Paris, l’intelligence artificielle générative commence à dépasser le stade de l’expérimentation pour s’attaquer à des problématiques industrielles concrètes. Lors du RAISE (Responsible AI Solutions in Eco-fashion) Show, organisé dans le cadre d’initiatives portées par le collectif Fashion Green Hub, plusieurs projets ont illustré cette évolution. Parmi eux, le travail présenté par Sadou Bah, ingénieur spécialisé en architecture logicielle, a retenu l’attention par son approche centrée sur la réutilisation des matières existantes dans la création textile.
Son intervention s’inscrit dans un contexte bien identifié : celui d’une industrie de la mode confrontée à des volumes importants de deadstock, ces surplus de tissus rarement réemployés. Là où la plupart des outils d’IA générative se concentrent sur la production d’images ou de concepts visuels, la solution présentée par Sadou Bah adopte une logique différente, orientée vers les contraintes réelles de la production.
Concevoir à partir de la matière disponible

Le système développé repose sur une architecture combinant reconnaissance visuelle des matériaux et moteurs de génération, capable d’analyser des stocks existants — textures, couleurs, quantités — afin de proposer des scénarios de design compatibles avec les ressources disponibles. Cette approche, qualifiée de design inversé, consiste à partir de la matière pour concevoir le produit, plutôt que d’adapter la production à un modèle préalablement défini.
Contrairement aux outils de génération d’images généralistes, la solution présentée intègre dès l’origine des paramètres opérationnels : caractéristiques techniques des tissus, limitations liées aux volumes disponibles, et contraintes industrielles. L’objectif n’est pas seulement de générer des visuels, mais de fournir aux équipes créatives des propositions exploitables dans un cadre professionnel.

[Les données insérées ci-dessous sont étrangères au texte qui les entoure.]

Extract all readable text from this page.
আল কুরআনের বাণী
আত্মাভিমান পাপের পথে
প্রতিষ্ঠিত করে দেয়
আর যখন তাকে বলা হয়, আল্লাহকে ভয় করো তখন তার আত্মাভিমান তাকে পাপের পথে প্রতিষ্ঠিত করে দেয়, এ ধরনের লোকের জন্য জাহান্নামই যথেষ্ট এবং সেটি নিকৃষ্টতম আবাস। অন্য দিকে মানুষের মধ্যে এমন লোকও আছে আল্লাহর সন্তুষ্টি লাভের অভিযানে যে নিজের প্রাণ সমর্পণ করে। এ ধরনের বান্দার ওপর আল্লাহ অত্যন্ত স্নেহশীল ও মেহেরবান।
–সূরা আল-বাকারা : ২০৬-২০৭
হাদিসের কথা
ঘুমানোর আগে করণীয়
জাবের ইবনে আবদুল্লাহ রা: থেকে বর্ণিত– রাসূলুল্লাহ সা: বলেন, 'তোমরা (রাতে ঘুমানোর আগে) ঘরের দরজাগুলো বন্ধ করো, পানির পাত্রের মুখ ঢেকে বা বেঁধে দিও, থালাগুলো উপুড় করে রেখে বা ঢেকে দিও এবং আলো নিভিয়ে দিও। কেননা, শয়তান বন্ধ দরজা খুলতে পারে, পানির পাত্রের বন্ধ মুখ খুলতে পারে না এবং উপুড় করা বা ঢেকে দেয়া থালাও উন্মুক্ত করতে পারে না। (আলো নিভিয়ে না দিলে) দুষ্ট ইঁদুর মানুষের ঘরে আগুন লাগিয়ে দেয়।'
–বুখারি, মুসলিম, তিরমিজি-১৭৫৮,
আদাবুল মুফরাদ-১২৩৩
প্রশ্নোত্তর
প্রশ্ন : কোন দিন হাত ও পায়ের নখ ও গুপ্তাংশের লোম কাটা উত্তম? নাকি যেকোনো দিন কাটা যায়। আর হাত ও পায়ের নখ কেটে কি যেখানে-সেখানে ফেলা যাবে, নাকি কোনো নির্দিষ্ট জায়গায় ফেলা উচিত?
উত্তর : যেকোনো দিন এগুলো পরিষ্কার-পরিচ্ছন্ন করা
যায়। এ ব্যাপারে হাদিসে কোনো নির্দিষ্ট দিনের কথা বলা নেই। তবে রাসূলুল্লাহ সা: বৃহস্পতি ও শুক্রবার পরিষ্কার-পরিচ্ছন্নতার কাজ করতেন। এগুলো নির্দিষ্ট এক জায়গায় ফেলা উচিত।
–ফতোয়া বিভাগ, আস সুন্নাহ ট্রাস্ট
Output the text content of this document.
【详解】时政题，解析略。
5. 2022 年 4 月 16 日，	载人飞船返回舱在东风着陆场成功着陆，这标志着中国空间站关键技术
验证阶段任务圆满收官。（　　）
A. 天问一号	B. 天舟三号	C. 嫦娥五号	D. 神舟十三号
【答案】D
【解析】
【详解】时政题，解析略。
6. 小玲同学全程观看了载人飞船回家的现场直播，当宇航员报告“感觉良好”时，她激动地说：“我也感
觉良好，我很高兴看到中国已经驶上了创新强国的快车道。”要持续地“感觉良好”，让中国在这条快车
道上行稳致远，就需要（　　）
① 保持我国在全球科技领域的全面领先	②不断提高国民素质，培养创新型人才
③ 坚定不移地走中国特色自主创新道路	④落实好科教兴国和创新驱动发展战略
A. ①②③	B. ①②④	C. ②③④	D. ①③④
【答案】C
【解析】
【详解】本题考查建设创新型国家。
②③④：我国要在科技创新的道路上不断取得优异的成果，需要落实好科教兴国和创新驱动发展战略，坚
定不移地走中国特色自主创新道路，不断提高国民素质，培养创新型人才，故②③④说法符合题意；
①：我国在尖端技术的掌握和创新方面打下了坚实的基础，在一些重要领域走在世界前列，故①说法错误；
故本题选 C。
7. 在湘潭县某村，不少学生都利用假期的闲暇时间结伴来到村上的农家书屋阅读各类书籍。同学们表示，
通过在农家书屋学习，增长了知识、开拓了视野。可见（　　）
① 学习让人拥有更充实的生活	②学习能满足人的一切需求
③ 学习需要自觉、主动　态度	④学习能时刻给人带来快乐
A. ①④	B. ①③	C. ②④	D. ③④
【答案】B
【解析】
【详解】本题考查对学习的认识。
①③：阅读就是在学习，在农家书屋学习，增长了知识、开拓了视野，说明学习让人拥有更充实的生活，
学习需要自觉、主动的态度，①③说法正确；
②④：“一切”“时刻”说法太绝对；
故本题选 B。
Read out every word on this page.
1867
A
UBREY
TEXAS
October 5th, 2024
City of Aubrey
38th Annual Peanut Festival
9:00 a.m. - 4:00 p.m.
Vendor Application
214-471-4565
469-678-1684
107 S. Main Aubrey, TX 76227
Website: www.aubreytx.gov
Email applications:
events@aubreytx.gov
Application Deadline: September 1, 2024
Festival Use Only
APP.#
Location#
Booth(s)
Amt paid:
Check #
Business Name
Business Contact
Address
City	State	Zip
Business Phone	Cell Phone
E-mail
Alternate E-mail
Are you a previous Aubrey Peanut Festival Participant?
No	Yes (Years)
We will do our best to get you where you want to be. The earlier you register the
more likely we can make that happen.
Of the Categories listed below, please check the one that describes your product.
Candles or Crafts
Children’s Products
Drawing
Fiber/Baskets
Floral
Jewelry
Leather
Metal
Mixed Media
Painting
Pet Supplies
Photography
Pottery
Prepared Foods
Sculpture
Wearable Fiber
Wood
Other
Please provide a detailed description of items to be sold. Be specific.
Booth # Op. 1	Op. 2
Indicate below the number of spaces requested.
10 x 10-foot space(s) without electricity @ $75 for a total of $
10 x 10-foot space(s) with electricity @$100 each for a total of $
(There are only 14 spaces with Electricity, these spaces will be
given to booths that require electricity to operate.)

Une réponse à un enjeu métier précis
En structurant l’architecture logicielle de ce système, Sadou Bah s’attaque à une problématique bien identifiée du secteur : comment réduire le recours à des matières premières vierges tout en maintenant un processus de création fluide. Selon plusieurs participants à l’événement, cette approche reflète une tendance plus large observée au sein de l’écosystème technologique, notamment chez des acteurs liés à Amazon Web Services (AWS), où des technologies comme Amazon Bedrock sont mobilisées pour transformer des stocks excédentaires en ressources créatives.
« Ce que l’on observe ici, ce sont des tentatives concrètes de faire de l’IA un outil opérationnel, et non un simple générateur d’idées », résume un observateur présent à l’événement, cité via YouTube.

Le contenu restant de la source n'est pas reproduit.